# Web Scraping with Python Workshop


We will use the python package, Beautiful Soup, to webscrape headlines from the NY Times. By scraping the headlines, we wil examine how to search for meta data hidden within HTML tags and how HTML tags can be removed with data scraping.

Following the exercise of web scraping on a static webapage, we will crawl a similar webpage and use the crawler to "click" on links embedded within the webpage.

We will then store the data in a Pandas dataframe and show how to transfer this information to aa csv.

Feel free to send questions to CDSS_executives@columbia.edu

Import the Beautiful Soup package as well as urllib, a package that is used to process url's. If you don't have these packages, please install `python3` and `bs4` either with your favorite package manager or by means of `conda`. You will only be able to use the `urllib.request` functionality as shown in a Jupyter notebook running python3.

In [None]:
from bs4 import BeautifulSoup
from urllib.request import urlopen

Find the search URL that you would like to use.

In [None]:
search_url = 'http://nytimes.com'

Form the Beautiful Soup query around the url. For more information, visit the Beautiful Soup documentation https://www.crummy.com/software/BeautifulSoup/bs4/doc/. For trying out different url's, start by modifying the "search_url" variable from above.

In [None]:
soup = BeautifulSoup(urlopen(search_url).read(), 'html.parser')

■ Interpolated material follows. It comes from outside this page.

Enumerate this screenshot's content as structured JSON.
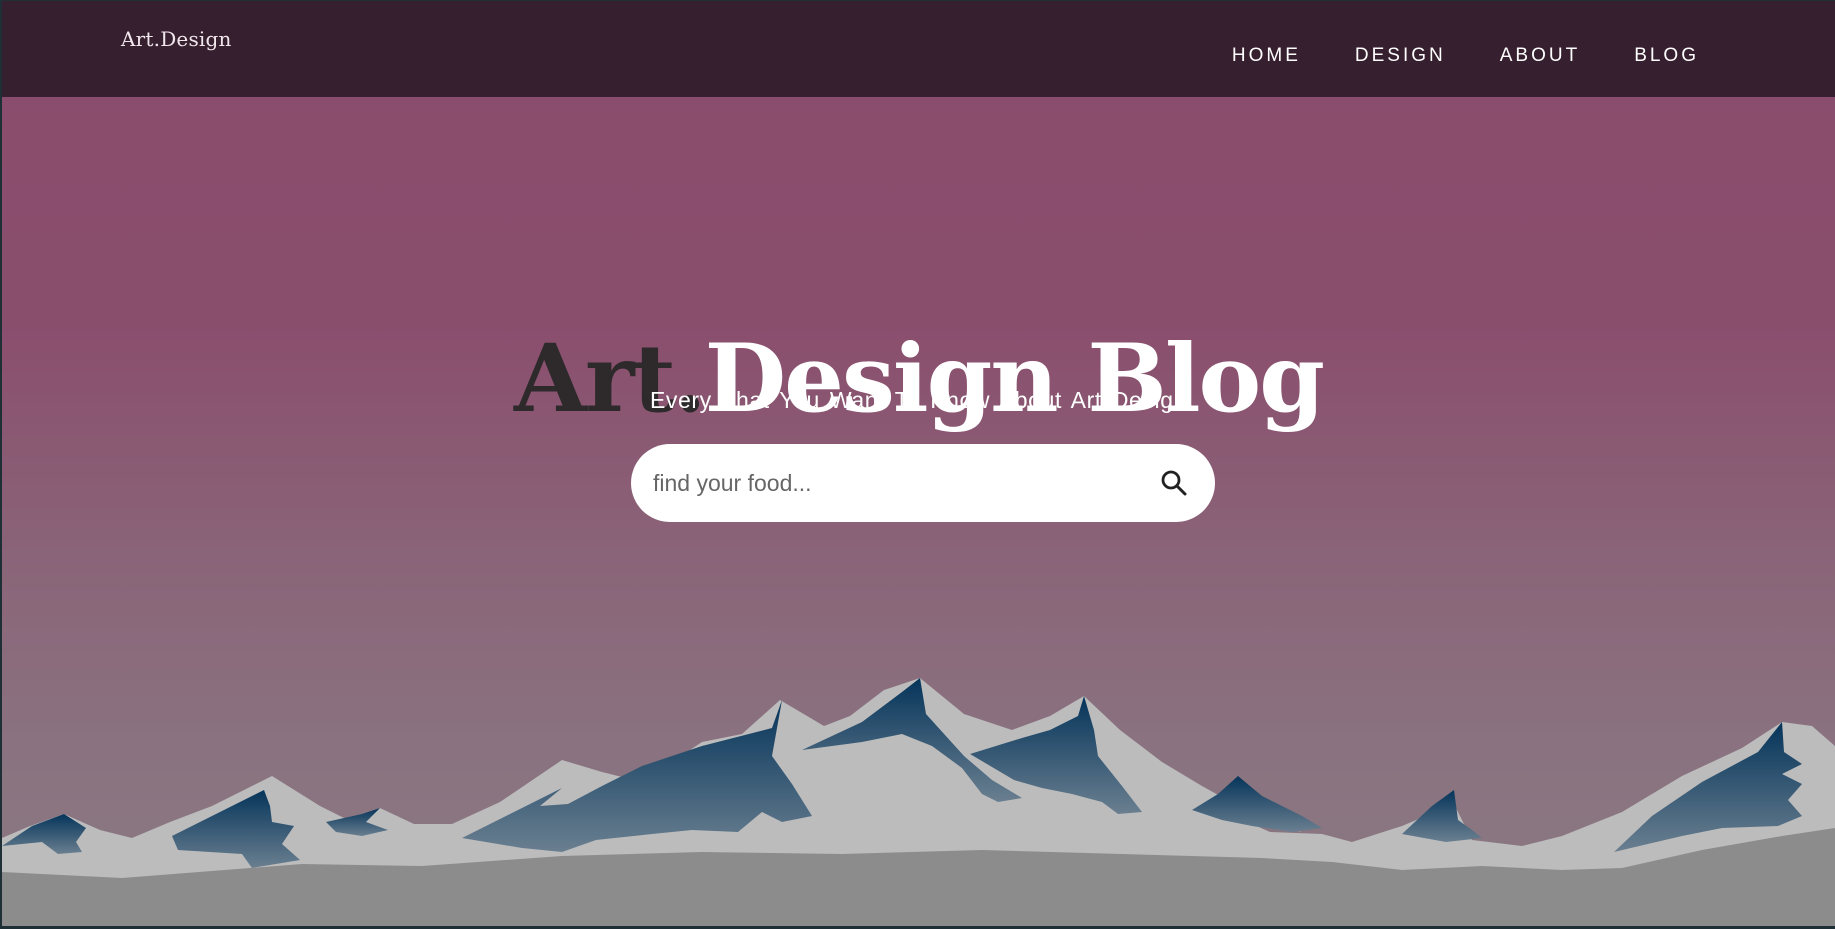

Beautiful Soup produces essentially copy of the html file from the web application. So let's print it to see what we're working with!

In [None]:
print(soup)

It doesn't look too nice! We need to find a way to parse through it. Let's start by looking at the HTML identifiers near the information that we want -- the headlines. Let's command+F our printed soup output for the context of one of the headlines that we want.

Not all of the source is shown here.